When the Gospel gets wider, more inclusive than Paul's definition in this passage, it ceases to be the Gospel and becomes merely a set of unattainable religious promises. [A good example of this would be the modern day Health and Wealth Gospel as taught by the Faith Movement.]
There are still other forms of subtle syncretism. Many groups of Christians today rejoice in the Gospel plus a wonderful religious heritage. Looking to the past, however, can produce subtle deceptions in our Christian thinking. Heritage can become a dangerous element in the thinking of Christians because it is almost always applied to a human tradition which, at best, is only partially biblical. Indeed, great, time-spanning religious traditions are ordinarily formed to protect by custom certain theological propositions which are unvoiced in the Word of God. "Our sacred heritage" is more often than not a melodramatic expression used to call for loyalty to someone else beside Jesus Christ and something else beside the truth of Scripture.

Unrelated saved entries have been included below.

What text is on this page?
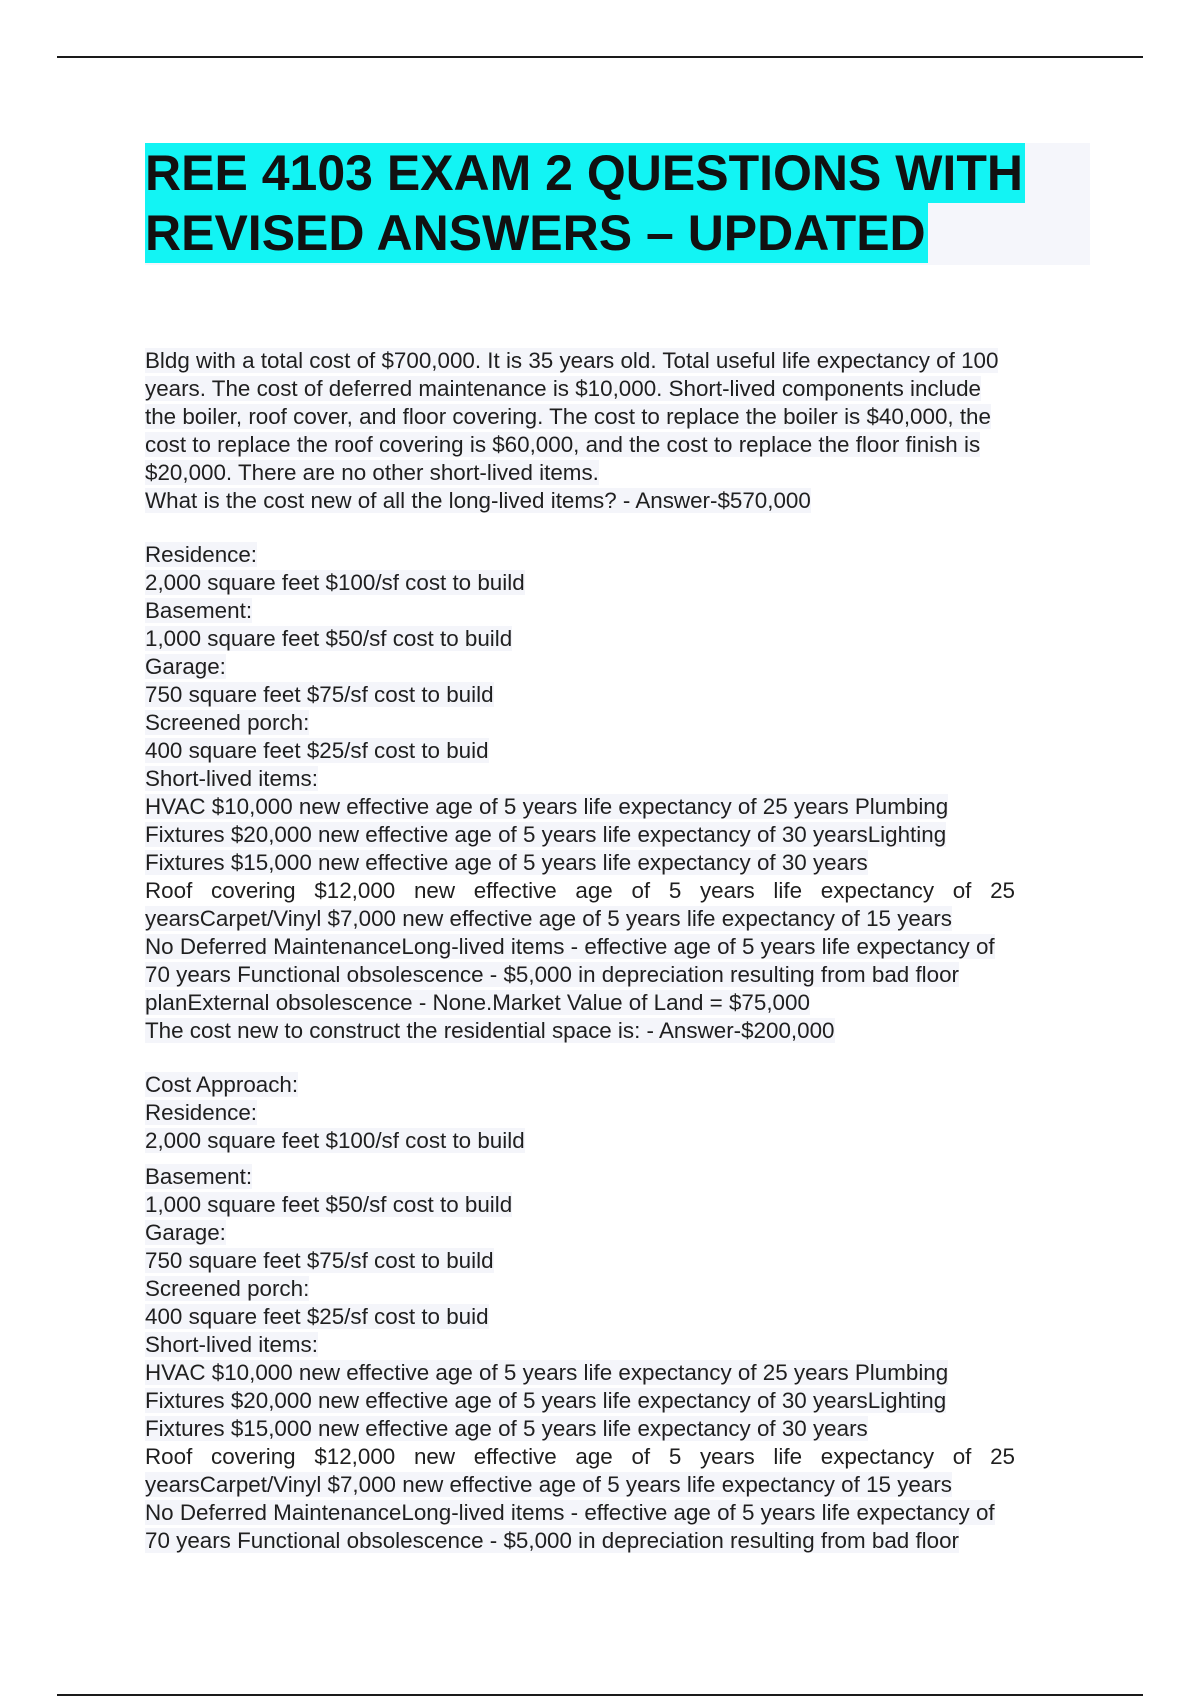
REE 4103 EXAM 2 QUESTIONS WITH
REVISED ANSWERS – UPDATED
Bldg with a total cost of $700,000. It is 35 years old. Total useful life expectancy of 100
years. The cost of deferred maintenance is $10,000. Short-lived components include
the boiler, roof cover, and floor covering. The cost to replace the boiler is $40,000, the
cost to replace the roof covering is $60,000, and the cost to replace the floor finish is
$20,000. There are no other short-lived items.
What is the cost new of all the long-lived items? - Answer-$570,000
Residence:
2,000 square feet $100/sf cost to build
Basement:
1,000 square feet $50/sf cost to build
Garage:
750 square feet $75/sf cost to build
Screened porch:
400 square feet $25/sf cost to buid
Short-lived items:
HVAC $10,000 new effective age of 5 years life expectancy of 25 years Plumbing
Fixtures $20,000 new effective age of 5 years life expectancy of 30 yearsLighting
Fixtures $15,000 new effective age of 5 years life expectancy of 30 years
Roof covering $12,000 new effective age of 5 years life expectancy of 25
yearsCarpet/Vinyl $7,000 new effective age of 5 years life expectancy of 15 years
No Deferred MaintenanceLong-lived items - effective age of 5 years life expectancy of
70 years Functional obsolescence - $5,000 in depreciation resulting from bad floor
planExternal obsolescence - None.Market Value of Land = $75,000
The cost new to construct the residential space is: - Answer-$200,000
Cost Approach:
Residence:
2,000 square feet $100/sf cost to build
Basement:
1,000 square feet $50/sf cost to build
Garage:
750 square feet $75/sf cost to build
Screened porch:
400 square feet $25/sf cost to buid
Short-lived items:
HVAC $10,000 new effective age of 5 years life expectancy of 25 years Plumbing
Fixtures $20,000 new effective age of 5 years life expectancy of 30 yearsLighting
Fixtures $15,000 new effective age of 5 years life expectancy of 30 years
Roof covering $12,000 new effective age of 5 years life expectancy of 25
yearsCarpet/Vinyl $7,000 new effective age of 5 years life expectancy of 15 years
No Deferred MaintenanceLong-lived items - effective age of 5 years life expectancy of
70 years Functional obsolescence - $5,000 in depreciation resulting from bad floor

Another syncretistic tendency has been the movement of the great denominations to include "the imperative of social action" in their preaching of the Gospel. This has been true to the extent that they have been legitimately accused of preaching a social gospel.
Now many evangelical Christians are speaking about "the social implications of the Gospel in our time." Soon the word implications changes to the word responsibilities. It is but a short step to move from here to the use of the word imperatives. The Gospel may indeed have social implications, but this is another, infinitely less important subject than the death of Jesus Christ on the cross and His glorious resurrection. The one produces eternal salvation; the other, endless discussion.
Syncretism, the attempt to synchronize the Gospel of Christ with a godless world, is a deadly virus from which almost no institution recovers. This virus can infect us all and, becoming a plague, can carry us all away.
When the Son of man is come, will He find the faith on the earth?
(from Know the Marks of Cults - the 12 Basic Errors of False Religion by Dave Bresse).